Let's push this a bit farther...  In Psalm 92 the psalmist describes the righteous as "Cedars of Lebanon."  Not surprisingly, this is fairly significant.  You see, the Cedars of Lebanon are trees that essentially transcended cultural and historical boundaries.  The Phoenicians used the cedars to build ships, temples and palaces.  Egyptians used the resin in mummification and sprinkled the sawdust inside the pyramids.  The Sumerians believed that the gods themselves lived among the cedars.  The Hebrew people used the bark to perform circumcisions and cure leprosy.  They burned the wood during their new year celebrations and used it to build both Solomon's Temple and Herod's Temple.  Every major ancient civilization revered the cedars, used the wood in their holiest places or to build their very best buildings.  We're talking the Romans, Greeks, Persians, Assyrians and Babylonians.
 The Cedars of Lebanon had seen it all.  They had been part of it all.  These beautiful trees were deep rooted, flexible in storms, relevant in every time, "wise" and "experienced...."
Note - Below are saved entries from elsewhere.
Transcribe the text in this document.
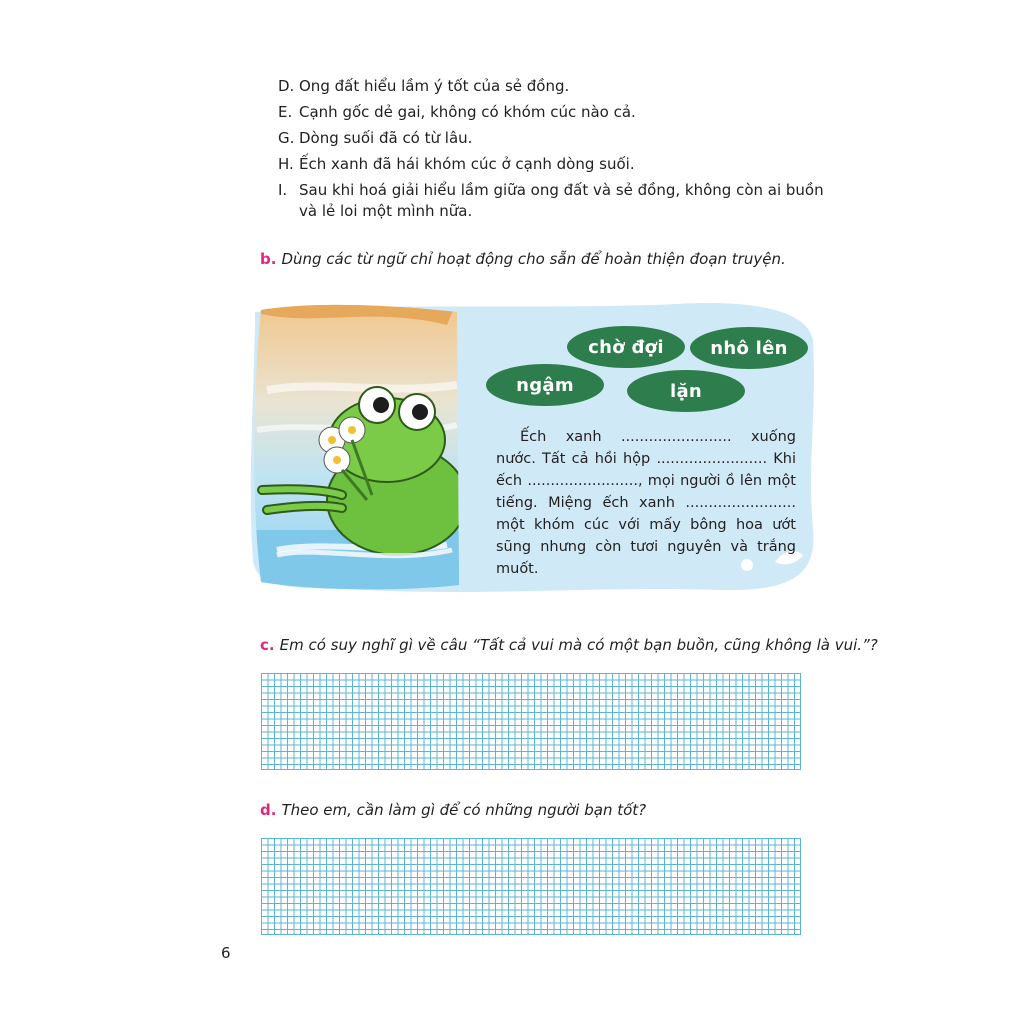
D. Ong đất hiểu lầm ý tốt của sẻ đồng.
E. Cạnh gốc dẻ gai, không có khóm cúc nào cả.
G. Dòng suối đã có từ lâu.
H. Ếch xanh đã hái khóm cúc ở cạnh dòng suối.
I. Sau khi hoá giải hiểu lầm giữa ong đất và sẻ đồng, không còn ai buồn và lẻ loi một mình nữa.
b. Dùng các từ ngữ chỉ hoạt động cho sẵn để hoàn thiện đoạn truyện.
chờ đợi	nhô lên
ngậm	lặn
Ếch xanh ........................ xuống nước. Tất cả hồi hộp ........................ Khi ếch ........................, mọi người ồ lên một tiếng. Miệng ếch xanh ........................ một khóm cúc với mấy bông hoa ướt sũng nhưng còn tươi nguyên và trắng muốt.
c. Em có suy nghĩ gì về câu “Tất cả vui mà có một bạn buồn, cũng không là vui.”?
d. Theo em, cần làm gì để có những người bạn tốt?
6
Gary Gray is a world renowned physical therapist and one of the proponents of "Functional Physical Therapy." After returning from a trip to India and the Far East where he had been learning Eastern therapeutic techniques, Gray revealed that in the small villages he visited, the most flexible, the most limber people in the village where the older members of the community. He remarked on what a huge contrast this was with communities in America.

How many of us when we think of "faith" do we think of older people being more flexible?

In many cultures there is a position that our own culture seems to have lost: The Village Elder The Village Elder is a non-judgmental, non-anxious presence in the community. The Elder has seen it all. They have come to know that some things matter and some things don't and that it is not necessary to fight over every little thing. The Elder is the person who has seen hardship and tribulation in life, but has not been made bitter or cynical as a result. The Elder is the person that you go to in these communities when you need advice, when you are at an impasse, when you need guidance and direction.

What happens when younger generations say to older generations, "We don't need you," and older generations say, "We're done?" Everything falls apart. It's what we are seeing today as our culture continues to embrace neos rather than kainos. Neos has created a gulf between the old and young that can only be bridged when we begin to see what is new in terms of kainos.

Have you become too brittle? Are you in a rut? Have you decided to check out at the moment when your community needs you more than ever? Is your life fruitless and devoid of faith and hope?

I want to invite you to pray this prayer and begin anew:
God please give me the imagination to see a whole new tomorrow.  Help me stay close to your Son Jesus Christ, becoming fresher and greener than ever through the power of your Spirit.  May my life bear fruit that is sweet to the taste and nourishing to those around me.  I pray this in Jesus' name.  Amen.